I bought a shoebox full of silverware and assorted stuff at an estate sale.  Mixed in with the knives, forks, spoons and other items were some things I can’t identify.  I hope you can tell me what these things are. 

Scoops - the one on the left does not belong in the dining room

Just about everyone has a drawer or box where they toss things too good to throw away but with no apparent use.  These boxes of frugality and practicality are usually filled over generations and often hold a few treasures.   They often come out at holidays and are stuck back away because no one is exactly sure what they’re for.

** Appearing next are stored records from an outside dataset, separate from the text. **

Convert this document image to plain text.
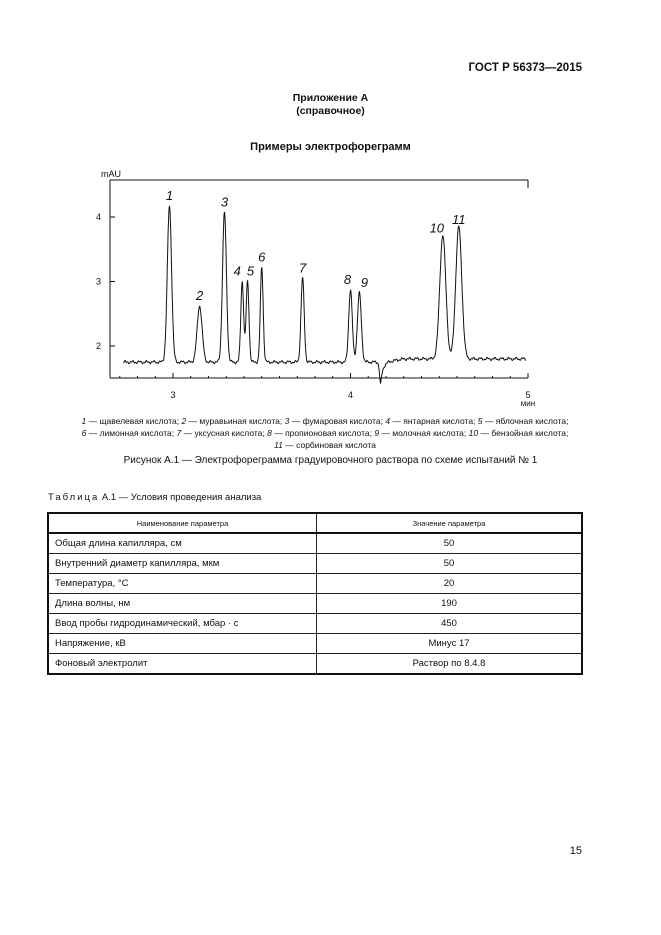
ГОСТ Р 56373—2015
Приложение А
(справочное)
Примеры электрофореграмм
mAU
2
3
4
3	4	5
мин
1
2
3
4 5
6
7
8 9
10
11
1 — щавелевая кислота; 2 — муравьиная кислота; 3 — фумаровая кислота; 4 — янтарная кислота; 5 — яблочная кислота;
6 — лимонная кислота; 7 — уксусная кислота; 8 — пропионовая кислота; 9 — молочная кислота; 10 — бензойная кислота;
11 — сорбиновая кислота
Рисунок А.1 — Электрофореграмма градуировочного раствора по схеме испытаний № 1
Таблица А.1 — Условия проведения анализа
Наименование параметра	Значение параметра
Общая длина капилляра, см	50
Внутренний диаметр капилляра, мкм	50
Температура, °С	20
Длина волны, нм	190
Ввод пробы гидродинамический, мбар · с	450
Напряжение, кВ	Минус 17
Фоновый электролит	Раствор по 8.4.8
15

Here’s the scoop on your mystery pieces. 

The piece that looks like an apple corer is actually a cheese scoop.   Cheese scoops are serving pieces – the scoop stays with the cheese, which is likely, a runny Brie or smelly Stilton.

The long narrow piece is a double-sided marrow scoop.  Marrow, the rich stuff in the middle of bones, was considered a delicacy until the early part of the twentieth century (Although I’ve counted no fewer than 11 hip restaurants in the east bay which feature marrow on the menus.)  Snapping a bone with your fingers or cracking it with your teeth was hopelessly vulgar.  Those who could afford silver services had this special implement to scrape the marrow out of bones.  The larger end of your implement was for beef bones; the narrower end for fowl. 

The piece that looks like a medieval torture device is actually part of a carving set.  The vase shape end is fitted over the bone of a roast or joint.  When the screw is tightened the carver has a safer, more stable grip on the meat. 

The piece with one pointed and one scooped end is a lobster pick.  (Although now that we have a Dungeness crab season again I guess it could be a crab scoop)  The little shovel like instrument is used to scoop tea leaves into the pot.

If the tiny scoop is in your dining room then get it out and put it in the medicine cabinet where it belongs!  It’s an ear scoop used remove excess earwax in pre Q-tip times.  (It’s been said that Leonardo Da Vinci used his mistresses’ earwax as a component in some of the paints he mixed:  no wonder modern artists can’t replicate his technique!)  This tiny implement sometimes had rings on the handle so they and other small toilet articles could be worn around the neck or hung from the waist. 

As far as value goes, what more could you want than great conversation pieces?  The monetary value depends on the material they’re made from.  Your cheese, marrow and tea scoops look like sterling so they have a value of $50-100 each.  If the bone holder is part of a carving set with a knife and fork the set would sell in the $100-200 range.  Most hostesses would supply a lobster pick to each guest so having only one means the value is only ten or fifteen dollars.   I can’t tell what the earwax scoop is made from but if you found a buyer you could charge twenty of thirty dollars.